Some films were so degrading, diabolical, and offensive that he could barely bring himself to review them, and he held an especially disdainful place in his heart for a highly specific and niche subgenre: the docudramas that eventually became categorised as Mondo cinema, the gift nobody wanted Italy to give.
Ebert had already blasted the co-directing duo Gualtiero Jacopetti and Franco E Prosperi’s 1966 effort, Africa Addio, as a “brutal, dishonest, racist film” that infuriated him on every imaginable level, so at least he knew what he was getting himself into when the pair prepared to unleash Farewell Uncle Tom on an unsuspecting world five years later.
The mid-19th century was a fractious time in the United States, to put it lightly, with the country increasingly divided over slavery, industrialisation, and human rights, to name but three major issues. It wouldn’t be impossible to make an interesting, insightful, and tactful doc about the period, but this wasn’t it. In fact, Ebert was completely and utterly abhorred.
“They have finally done it: Made the most disgusting, contemptuous insult to decency ever to masquerade as a documentary,” he wrote. Jacopetti and Prosperi were placed squarely in the firing line, with their repeated attempts to make the most offensive and intentionally provocative, and not in a good way, pictures finally reaching the pinnacle, for lack of a better term.
In Farewell Uncle Tom, the use of relevant period-era documents technically qualified it as a documentary, but the events therein were dramatised by actors. The directors didn’t have to be so brutal, graphic, and horrific in those scenes, but based on their previous work, it was to be expected. That’s what they did, and Ebert couldn’t believe that “the whole distasteful history of these filmmakers was not enough to keep Farewell Uncle Tom out of town.”
“This is cruel exploitation,” he insisted. “If it is tragic that the barbarism of slavery existed in this country, is it not also tragic and enraging that for a few dollars the producers of this film were able to reproduce and re-enact that barbarism?” Jacopetti and Prosperi made a career out of it, and to make the whole thing even queasier, the production had the full support of François Duvalier.

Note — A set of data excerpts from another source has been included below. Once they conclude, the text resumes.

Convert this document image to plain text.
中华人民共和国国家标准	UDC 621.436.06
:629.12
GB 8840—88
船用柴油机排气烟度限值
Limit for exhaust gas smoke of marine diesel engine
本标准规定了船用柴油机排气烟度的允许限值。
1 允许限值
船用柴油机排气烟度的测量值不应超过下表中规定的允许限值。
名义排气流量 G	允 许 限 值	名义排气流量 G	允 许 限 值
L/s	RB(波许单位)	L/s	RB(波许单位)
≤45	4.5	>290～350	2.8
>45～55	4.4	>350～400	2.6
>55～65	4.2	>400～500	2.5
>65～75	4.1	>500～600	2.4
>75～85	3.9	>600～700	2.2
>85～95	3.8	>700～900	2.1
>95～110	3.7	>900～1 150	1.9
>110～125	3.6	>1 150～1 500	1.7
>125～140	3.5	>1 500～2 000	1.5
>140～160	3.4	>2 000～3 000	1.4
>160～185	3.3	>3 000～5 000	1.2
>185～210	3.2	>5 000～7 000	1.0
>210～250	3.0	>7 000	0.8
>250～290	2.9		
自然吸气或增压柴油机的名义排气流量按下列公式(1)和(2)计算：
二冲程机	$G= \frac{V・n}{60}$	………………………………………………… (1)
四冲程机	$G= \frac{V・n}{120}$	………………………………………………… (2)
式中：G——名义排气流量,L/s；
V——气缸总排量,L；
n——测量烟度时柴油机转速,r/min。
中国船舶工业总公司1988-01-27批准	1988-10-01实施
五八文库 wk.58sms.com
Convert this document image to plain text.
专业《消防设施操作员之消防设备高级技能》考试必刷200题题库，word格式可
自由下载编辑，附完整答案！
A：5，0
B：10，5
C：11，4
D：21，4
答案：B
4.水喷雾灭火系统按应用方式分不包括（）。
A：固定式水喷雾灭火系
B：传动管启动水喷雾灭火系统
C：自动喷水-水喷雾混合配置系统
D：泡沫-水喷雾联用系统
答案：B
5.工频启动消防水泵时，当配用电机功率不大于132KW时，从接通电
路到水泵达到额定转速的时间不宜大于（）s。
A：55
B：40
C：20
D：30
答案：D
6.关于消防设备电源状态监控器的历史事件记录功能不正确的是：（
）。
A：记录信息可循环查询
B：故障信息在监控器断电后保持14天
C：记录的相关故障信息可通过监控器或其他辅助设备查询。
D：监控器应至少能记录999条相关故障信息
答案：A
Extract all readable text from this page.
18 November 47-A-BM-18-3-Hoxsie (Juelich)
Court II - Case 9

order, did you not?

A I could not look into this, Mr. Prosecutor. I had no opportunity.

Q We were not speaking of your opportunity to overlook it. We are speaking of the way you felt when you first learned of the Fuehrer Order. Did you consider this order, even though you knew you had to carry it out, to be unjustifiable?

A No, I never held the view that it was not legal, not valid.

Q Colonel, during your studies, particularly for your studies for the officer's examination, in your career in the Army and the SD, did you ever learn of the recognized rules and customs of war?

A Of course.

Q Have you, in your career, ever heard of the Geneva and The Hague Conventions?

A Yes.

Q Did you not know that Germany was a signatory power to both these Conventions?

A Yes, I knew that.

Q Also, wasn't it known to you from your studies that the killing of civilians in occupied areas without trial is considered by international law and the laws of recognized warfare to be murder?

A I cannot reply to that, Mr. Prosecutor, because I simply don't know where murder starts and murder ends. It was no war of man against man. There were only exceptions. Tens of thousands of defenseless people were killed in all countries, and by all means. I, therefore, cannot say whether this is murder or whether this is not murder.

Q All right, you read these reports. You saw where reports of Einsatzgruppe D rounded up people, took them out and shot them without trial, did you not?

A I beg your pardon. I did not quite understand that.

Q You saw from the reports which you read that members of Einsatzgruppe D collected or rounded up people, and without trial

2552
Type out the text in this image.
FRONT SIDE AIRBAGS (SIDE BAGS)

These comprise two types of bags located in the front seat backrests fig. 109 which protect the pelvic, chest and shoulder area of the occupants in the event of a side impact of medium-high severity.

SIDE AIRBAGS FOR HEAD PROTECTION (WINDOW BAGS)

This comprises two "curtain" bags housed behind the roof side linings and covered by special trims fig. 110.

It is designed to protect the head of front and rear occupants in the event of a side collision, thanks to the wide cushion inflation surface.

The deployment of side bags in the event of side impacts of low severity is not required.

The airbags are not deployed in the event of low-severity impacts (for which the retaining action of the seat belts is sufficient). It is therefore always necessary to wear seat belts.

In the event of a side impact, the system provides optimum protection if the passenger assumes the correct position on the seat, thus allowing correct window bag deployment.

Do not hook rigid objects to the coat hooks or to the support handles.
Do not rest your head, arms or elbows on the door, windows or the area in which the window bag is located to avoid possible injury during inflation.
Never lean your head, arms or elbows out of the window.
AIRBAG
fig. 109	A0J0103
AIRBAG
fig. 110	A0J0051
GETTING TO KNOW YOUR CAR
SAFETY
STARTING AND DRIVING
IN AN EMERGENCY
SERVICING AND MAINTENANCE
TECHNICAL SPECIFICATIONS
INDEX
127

Farewell Uncle Tom‘s re-enactments were shot in Haiti, where Duvalier had been elected president in 1957, and in 1964, he declared himself president for life, while he also had a habit of using death squads to eliminate his opponents, critics, and anyone else who even stood a chance of getting in his way.
Ebert theorised that the non-professional actors forced to degrade themselves probably only made “a few days’ pitiful wages,” and since the directors were personal guests of Duvalier, who were allowed to shoot anywhere they wanted, were given as many extras as they wanted, and had dinner with the dictator every week, what unfolded onscreen was only one part of a movie that was rotten to the very core.